3 Mortgage Myths Worthy of Consideration

by Brad Fisher

by Brad Fisher

Admit it. You played with one of these plastic houses when you were a kid. I always thought it was hilarious to make the little black and white dog drive the car.  And remember the red barn that would "Moo" when you opened the barn door?  Those were the days, huh? We had a house, a barn, and all the land in the world...and we didn't even need a mortgage for any of it!

Then we grew up.  And now we find ourselves writing big monthly checks to the bank, longing for the simpler days.  In light of that, I figured I'd pen a few helpful things about your decision to payoff, or not to payoff, your mortgage. Here are 3 myths you may find helpful:

Myth #1) If I make extra payments toward my mortgage, and then need that money back...no problem...I'll just get a home equity line of credit or refinance my current loan and get some cash out.

Careful.  Banks don't like to lend you money when you *need* it. Believe me, I've tried. If you've lost your job, for example, and decide you need money... no bank will refinance your home and give you cash. If you've recently divorced, banks may be leery to lend to you.  And what about that home equity line that you established a few years back? Well, be warned, it could be shut off by your bank and it may not be there when you need it. Perhaps I'm being dramatic here, but go back in time to 2007 - 2009. Remember that? When the housing market crashed...? We saw our clients' equity lines evaporate before our very eyes. Oh, and don't forget the 10 year rule.  10 years is the point when many Home Equity Lines of Credit can be reset.  Here is a good article from the Chicago Tribune written last summer about it: http://www.chicagotribune.com/business/sns-201505291930--tms--fmoneyctnoc-a20150601-20150601-story.html

2) Paying down your mortgage as fast as you can is ALWAYS the smartest decision.  Those who know me well understand that I rarely use words like NEVER or ALWAYS when advising clients.  What works for one client may not be the right fit for another.  This is the case with paying down a mortgage.  So, when is making those extra payments toward your mortgage a not-so-good idea? Well,  for starters, if you are facing an upcoming expenditure such as college tuition, a new car, or even retirement; and you don't have the cash set aside somewhere else...pouring money into your home equity could prove unwise for the same reason as #1 above.  You'd be better off sticking that cash where you know you can get your hands on it when you need to.  Another reason is your career choice.  If you are an entrepreneur or a business owner, for example, your situation probably warrants greater financial flexibility than that of the average worker.  The key here is liquidity.  A slow business cycle could mean you need to rely on available cash resources for a season.  Or more optimistically, if a solid business deal falls into your lap, you need to be as prepared as possible to jump on that opportunity quickly! Home equity is not the place to keep your money in situations where cash is king.
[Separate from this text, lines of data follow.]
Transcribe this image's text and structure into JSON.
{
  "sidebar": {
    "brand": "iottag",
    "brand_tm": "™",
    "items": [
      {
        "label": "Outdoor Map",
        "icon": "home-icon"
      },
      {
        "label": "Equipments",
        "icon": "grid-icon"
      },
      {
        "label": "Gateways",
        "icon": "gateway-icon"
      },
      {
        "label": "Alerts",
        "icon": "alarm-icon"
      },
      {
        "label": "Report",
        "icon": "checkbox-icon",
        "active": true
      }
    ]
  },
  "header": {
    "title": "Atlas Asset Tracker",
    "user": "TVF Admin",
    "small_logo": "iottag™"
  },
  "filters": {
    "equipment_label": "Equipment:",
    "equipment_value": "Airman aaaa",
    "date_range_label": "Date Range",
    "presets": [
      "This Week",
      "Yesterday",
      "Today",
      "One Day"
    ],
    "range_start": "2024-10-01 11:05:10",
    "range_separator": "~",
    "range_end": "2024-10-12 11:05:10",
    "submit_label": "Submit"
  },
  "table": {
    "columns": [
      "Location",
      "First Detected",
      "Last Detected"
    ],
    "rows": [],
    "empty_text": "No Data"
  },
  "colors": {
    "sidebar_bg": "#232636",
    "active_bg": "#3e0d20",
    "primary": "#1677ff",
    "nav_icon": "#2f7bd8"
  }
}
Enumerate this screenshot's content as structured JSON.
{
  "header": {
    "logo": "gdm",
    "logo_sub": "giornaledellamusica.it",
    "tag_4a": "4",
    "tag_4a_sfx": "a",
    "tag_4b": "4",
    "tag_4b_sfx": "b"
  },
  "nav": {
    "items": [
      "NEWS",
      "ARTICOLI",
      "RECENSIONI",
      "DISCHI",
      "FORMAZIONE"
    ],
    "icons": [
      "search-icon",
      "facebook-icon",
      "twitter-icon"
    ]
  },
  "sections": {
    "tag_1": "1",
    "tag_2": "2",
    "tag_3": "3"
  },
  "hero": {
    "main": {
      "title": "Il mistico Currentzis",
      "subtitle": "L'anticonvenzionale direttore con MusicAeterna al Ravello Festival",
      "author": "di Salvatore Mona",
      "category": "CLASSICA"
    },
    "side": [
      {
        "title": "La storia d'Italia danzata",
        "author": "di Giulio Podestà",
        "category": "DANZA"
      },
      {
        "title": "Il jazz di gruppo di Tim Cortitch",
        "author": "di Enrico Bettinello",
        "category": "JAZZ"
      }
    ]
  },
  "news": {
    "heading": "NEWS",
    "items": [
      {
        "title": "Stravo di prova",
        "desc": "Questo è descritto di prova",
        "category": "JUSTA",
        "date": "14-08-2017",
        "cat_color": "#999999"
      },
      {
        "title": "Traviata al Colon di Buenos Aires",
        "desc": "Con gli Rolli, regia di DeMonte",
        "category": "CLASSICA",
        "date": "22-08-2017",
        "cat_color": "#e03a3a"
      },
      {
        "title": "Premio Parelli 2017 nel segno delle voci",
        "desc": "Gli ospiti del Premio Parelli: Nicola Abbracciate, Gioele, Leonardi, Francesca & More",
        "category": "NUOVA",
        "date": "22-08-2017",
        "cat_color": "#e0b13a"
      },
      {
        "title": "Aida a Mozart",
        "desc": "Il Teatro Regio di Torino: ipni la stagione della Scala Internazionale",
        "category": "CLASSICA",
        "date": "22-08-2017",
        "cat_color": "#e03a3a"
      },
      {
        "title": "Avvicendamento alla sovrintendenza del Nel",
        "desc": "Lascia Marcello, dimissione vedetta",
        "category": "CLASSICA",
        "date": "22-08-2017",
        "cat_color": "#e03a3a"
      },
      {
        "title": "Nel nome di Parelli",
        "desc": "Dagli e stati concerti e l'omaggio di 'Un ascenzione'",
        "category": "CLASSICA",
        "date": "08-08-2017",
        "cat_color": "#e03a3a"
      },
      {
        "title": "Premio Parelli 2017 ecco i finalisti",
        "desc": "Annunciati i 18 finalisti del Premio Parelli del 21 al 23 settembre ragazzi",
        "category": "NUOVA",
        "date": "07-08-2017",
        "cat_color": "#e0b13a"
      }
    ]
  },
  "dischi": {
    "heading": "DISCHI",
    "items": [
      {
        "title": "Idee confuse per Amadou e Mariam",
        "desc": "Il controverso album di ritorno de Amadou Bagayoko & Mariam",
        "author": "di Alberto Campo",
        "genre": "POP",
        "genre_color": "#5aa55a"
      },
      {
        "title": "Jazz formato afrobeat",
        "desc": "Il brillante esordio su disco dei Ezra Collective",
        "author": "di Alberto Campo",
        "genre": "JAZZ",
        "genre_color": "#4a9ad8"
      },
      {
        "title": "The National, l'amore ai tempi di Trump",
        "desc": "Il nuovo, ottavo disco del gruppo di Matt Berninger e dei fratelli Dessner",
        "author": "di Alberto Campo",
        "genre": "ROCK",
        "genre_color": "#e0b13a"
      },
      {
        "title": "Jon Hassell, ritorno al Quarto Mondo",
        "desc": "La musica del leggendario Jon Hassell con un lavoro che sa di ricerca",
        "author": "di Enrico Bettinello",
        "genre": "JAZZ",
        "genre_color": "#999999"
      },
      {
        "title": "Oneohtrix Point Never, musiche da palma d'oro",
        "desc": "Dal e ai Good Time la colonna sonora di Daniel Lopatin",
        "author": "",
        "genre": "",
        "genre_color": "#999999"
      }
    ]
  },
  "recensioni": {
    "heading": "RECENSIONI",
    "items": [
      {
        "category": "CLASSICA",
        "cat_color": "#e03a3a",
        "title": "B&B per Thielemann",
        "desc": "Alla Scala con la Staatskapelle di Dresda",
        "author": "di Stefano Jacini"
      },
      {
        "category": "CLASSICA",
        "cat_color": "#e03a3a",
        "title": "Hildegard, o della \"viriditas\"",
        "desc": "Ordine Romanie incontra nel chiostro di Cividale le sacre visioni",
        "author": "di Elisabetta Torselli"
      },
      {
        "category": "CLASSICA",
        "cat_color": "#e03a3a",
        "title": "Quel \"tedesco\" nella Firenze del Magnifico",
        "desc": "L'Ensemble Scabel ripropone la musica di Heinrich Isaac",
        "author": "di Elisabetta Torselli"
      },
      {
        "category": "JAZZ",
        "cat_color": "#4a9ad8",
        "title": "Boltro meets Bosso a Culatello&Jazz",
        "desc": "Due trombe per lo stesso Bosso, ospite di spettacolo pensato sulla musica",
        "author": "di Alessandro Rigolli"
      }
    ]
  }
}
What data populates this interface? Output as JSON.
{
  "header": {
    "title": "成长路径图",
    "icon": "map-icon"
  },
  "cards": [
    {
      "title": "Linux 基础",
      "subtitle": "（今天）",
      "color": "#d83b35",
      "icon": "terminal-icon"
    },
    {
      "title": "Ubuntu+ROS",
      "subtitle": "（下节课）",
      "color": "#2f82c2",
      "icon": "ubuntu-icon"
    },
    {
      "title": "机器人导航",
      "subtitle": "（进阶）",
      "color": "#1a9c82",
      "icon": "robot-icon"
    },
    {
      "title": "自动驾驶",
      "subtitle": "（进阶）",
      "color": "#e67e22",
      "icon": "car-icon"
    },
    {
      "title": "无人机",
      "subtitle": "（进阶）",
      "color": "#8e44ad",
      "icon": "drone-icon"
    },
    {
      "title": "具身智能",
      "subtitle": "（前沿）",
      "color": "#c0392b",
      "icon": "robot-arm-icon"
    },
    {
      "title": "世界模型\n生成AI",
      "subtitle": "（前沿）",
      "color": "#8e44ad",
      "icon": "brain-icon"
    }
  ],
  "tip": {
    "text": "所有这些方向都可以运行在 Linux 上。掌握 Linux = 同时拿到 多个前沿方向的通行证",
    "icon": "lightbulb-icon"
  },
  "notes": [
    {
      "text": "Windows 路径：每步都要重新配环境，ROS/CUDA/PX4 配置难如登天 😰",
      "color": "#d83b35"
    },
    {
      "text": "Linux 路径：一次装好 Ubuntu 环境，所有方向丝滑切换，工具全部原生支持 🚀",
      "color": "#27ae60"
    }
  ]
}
3) Keeping a mortgage for as long as possible, making just the minimum payment, and then eventually refinancing it for another few decades is ALWAYS a great decision.  Well, I couldn't only write about paying down your mortgage as I did above without showing the other side of the coin.  There are those who will convince you that keeping a mortgage for as long as possible always makes better financial sense than paying it off early.  They are correct; and they are incorrect.  Remember, I rarely use ALWAYS or NEVER when advising. 

Mathematically speaking, and therefore financially speaking, it *could* be a great way to boost your savings over the long term.  How? Simple. By taking money that you would have used to pay down your mortgage, and instead, investing those dollars in investments that earn a rate of return that is greater than the interest you pay on your mortgage.  The catch? First, you have to make sure you actually invest those extra dollars. Many who claim this strategy is for them end up deciding somewhere along the line that they need a new car, and another vacation, and a new boat, and mysteriously they arrive at retirement with little cash, lots of toys...and of course, a mortgage payment.  And second, your investments have to actually earn the necessary rate of return (and we all know there are no guarantees when investing). A disciplined investor can benefit from maintaining a mortgage and investing elsewhere for the long-haul, but if you tend to be a spender, this strategy could leave you in a pinch down the road.

In summary, mortgages are just another financial tool that should be used with careful consideration.  What works for you, may not work for your neighbor, and that's okay.